FOXBOROUGH, Mass. – Tight end Clay Harbor enters his seventh NFL season in 2016, which means he’s seen plenty of teammates lost to injuries. But that doesn’t make it any easier to accept.

Such was the case last Wednesday when Harbor watched fellow tight end Michael Williams sustain a torn ACL during a minicamp practice when Williams planted and his left leg gave out.

“It’s tough, especially for a guy like Michael, who is hard-working; you see him in the weight room every day. He studies and does everything right,” Harbor said. “It’s just a bad break. That’s how it happens sometimes and our prayers go out to him and his family. I know Mike is going to work hard to recover and become better some way out of it. It’s tough, it’s part of football, but it’s always hard to see.”

One of the trickle-down effects of Williams’ injury is that Harbor, 28, could find himself in a better position to ultimately stick on the New England Patriots’ final 53-man roster.

In one recent practice, he split off to a side field with quarterback Tom Brady and fellow tight end Martellus Bennett as they worked on routes into the end zone, which reflected how he's currently closer to the top of the depth chart than the bottom.

The 6-foot-3, 250-pound Harbor fits a different profile than the two top tight ends on the depth chart, Rob Gronkowski (6-foot-6, 265 pounds) and Bennett (6-6, 273). He was used in a variety of roles over his last three seasons with the Jacksonville Jaguars, including at fullback.

“He’s a versatile guy, done a lot of different things,” coach Bill Belichick said, also noting Harbor’s experience in the kicking game. “Professional. Works hard.”

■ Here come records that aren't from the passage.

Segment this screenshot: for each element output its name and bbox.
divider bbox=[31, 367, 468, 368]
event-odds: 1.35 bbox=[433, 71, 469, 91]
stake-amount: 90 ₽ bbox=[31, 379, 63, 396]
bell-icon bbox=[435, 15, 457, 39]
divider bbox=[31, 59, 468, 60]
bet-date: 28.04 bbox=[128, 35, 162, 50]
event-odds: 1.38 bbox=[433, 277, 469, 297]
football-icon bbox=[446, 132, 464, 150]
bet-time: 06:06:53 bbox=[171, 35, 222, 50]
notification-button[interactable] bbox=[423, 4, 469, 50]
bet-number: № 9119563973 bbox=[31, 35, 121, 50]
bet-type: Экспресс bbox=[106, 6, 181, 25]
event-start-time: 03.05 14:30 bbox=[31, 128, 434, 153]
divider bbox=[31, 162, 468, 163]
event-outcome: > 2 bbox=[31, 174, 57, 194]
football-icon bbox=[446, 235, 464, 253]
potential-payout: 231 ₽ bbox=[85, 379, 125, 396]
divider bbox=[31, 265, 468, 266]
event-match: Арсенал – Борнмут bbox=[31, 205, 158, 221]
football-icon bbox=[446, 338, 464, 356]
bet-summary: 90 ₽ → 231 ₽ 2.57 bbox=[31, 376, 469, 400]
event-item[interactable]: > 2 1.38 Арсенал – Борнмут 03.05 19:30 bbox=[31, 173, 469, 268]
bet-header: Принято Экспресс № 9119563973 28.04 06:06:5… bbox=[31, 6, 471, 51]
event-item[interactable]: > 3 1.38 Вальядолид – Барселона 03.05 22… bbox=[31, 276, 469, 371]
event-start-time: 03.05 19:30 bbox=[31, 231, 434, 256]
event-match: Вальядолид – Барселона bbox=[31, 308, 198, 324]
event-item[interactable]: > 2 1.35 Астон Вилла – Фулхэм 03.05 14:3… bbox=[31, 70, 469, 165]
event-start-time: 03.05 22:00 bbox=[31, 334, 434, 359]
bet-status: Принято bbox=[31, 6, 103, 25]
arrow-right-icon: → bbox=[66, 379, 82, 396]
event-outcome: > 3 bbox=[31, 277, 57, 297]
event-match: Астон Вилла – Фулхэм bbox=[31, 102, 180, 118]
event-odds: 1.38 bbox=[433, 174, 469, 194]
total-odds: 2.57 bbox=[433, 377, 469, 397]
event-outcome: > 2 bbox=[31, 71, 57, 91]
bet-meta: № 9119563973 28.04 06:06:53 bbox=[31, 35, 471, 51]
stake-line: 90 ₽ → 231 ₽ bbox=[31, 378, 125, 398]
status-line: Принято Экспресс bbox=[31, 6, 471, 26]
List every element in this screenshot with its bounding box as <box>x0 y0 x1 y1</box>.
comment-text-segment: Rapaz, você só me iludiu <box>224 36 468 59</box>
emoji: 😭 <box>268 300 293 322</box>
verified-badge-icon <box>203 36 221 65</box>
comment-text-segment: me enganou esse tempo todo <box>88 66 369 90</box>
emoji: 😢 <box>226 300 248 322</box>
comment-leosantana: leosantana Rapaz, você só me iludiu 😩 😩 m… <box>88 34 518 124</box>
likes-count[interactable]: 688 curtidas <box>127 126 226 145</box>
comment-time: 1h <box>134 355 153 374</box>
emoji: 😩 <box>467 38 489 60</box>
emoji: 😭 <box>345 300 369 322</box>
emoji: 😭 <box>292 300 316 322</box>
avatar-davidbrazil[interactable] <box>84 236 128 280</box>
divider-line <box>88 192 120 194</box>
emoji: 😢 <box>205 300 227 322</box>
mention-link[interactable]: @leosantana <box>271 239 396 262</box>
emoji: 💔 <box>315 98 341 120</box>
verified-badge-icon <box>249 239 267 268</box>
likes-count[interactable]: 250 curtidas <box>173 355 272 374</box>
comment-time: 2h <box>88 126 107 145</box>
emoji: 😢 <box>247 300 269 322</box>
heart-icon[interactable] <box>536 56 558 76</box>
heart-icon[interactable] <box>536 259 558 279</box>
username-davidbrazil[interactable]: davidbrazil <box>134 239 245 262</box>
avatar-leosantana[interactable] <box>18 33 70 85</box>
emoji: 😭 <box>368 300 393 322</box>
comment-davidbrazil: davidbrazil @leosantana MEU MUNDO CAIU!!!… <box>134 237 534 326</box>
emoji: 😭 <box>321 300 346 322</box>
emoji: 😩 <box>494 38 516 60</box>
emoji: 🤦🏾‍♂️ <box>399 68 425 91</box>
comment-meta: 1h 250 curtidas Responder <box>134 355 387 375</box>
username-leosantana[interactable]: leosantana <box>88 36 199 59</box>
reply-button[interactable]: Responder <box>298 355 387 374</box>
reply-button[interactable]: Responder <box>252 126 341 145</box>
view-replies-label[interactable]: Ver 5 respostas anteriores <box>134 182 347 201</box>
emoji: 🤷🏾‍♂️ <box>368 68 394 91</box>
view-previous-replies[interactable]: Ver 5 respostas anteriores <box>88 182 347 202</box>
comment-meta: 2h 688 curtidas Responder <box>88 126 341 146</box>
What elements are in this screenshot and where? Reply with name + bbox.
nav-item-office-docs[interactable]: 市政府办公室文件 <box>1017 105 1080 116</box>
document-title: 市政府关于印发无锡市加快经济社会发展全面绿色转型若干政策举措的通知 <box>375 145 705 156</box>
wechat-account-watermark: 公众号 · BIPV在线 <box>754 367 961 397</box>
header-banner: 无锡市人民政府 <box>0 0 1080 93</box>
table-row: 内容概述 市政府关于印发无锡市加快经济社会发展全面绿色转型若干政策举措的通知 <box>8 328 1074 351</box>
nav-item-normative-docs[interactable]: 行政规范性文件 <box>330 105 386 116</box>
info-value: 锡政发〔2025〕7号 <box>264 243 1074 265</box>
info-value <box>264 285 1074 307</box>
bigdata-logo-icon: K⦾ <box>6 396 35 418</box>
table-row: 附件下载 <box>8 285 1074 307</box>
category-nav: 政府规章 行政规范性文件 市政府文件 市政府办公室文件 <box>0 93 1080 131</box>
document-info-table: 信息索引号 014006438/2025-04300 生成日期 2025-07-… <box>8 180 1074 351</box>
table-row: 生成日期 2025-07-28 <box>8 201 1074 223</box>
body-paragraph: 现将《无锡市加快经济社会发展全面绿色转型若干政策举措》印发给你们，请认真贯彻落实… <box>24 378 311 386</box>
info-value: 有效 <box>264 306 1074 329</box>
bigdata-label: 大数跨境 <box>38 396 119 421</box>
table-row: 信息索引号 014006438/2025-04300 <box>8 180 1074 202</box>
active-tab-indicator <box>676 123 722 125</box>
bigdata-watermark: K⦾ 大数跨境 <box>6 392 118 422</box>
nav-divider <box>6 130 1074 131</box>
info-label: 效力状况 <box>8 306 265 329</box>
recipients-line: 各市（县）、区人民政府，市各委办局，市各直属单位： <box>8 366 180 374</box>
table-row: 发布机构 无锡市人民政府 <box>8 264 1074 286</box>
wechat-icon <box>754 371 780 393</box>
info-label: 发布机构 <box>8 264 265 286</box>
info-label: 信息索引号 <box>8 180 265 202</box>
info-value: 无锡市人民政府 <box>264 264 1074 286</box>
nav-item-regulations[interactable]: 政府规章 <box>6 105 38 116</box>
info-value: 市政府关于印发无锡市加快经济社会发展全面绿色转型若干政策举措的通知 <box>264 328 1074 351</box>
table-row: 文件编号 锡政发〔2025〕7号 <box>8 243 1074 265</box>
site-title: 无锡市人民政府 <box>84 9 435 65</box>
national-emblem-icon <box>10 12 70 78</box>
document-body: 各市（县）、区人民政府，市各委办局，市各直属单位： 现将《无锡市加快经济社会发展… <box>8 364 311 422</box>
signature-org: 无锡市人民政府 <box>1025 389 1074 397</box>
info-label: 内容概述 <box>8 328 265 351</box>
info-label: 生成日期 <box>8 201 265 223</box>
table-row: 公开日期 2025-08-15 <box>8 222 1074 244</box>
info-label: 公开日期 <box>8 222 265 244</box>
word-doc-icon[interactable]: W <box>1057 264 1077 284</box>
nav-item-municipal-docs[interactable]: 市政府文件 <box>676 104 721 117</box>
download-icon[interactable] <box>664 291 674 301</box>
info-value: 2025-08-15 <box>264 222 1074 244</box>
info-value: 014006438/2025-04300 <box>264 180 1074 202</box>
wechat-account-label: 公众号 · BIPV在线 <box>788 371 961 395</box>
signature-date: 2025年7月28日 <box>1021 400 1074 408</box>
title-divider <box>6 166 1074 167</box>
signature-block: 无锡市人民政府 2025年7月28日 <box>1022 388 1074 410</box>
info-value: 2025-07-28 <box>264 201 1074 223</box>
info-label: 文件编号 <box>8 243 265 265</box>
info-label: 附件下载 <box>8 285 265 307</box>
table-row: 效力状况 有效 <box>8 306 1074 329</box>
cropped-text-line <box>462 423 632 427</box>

Harbor entered the NFL as a fourth-round draft choice of the Philadelphia Eagles in 2010 out of Missouri State, and has 111 career receptions for 1,151 yards and eight touchdowns. He remembers speaking with the Patriots at the combine, but other than that there wasn’t a strong connection with the organization prior to this offseason, when the Patriots signed him to a two-year deal that could be worth up to $4 million, and included a $400,000 signing bonus.

“There were other options out there, pretty similar monetary values. What it came down to was pretty much the opportunity to play at such a storied and great franchise, to play for some of the best coaches in the league, to be able to play with some of the best players in the league. And to just win,” he said.

“I love the places I’ve been, but we haven’t had the best of luck as far as winning and I’d like to, as my career grows older going into year seven, it’s really about winning and where I have the best option to do that.”

Over three years with the Eagles and another three with the Jaguars, Harbor has experienced one winning season in the NFL (a 10-6 campaign as a rookie with the Eagles) as his teams have posted an overall record of 34-62.

Entering the final week of organized team activities in New England, Harbor has liked the fit to this point.

“They have that reputation as a hard-working, very professional, business-oriented organization. It didn’t disappoint. It’s a great place to work, a great climate to learn and to get better,” he said. “Everyone is going to push themselves and compete. That’s what we’ve been doing out here.”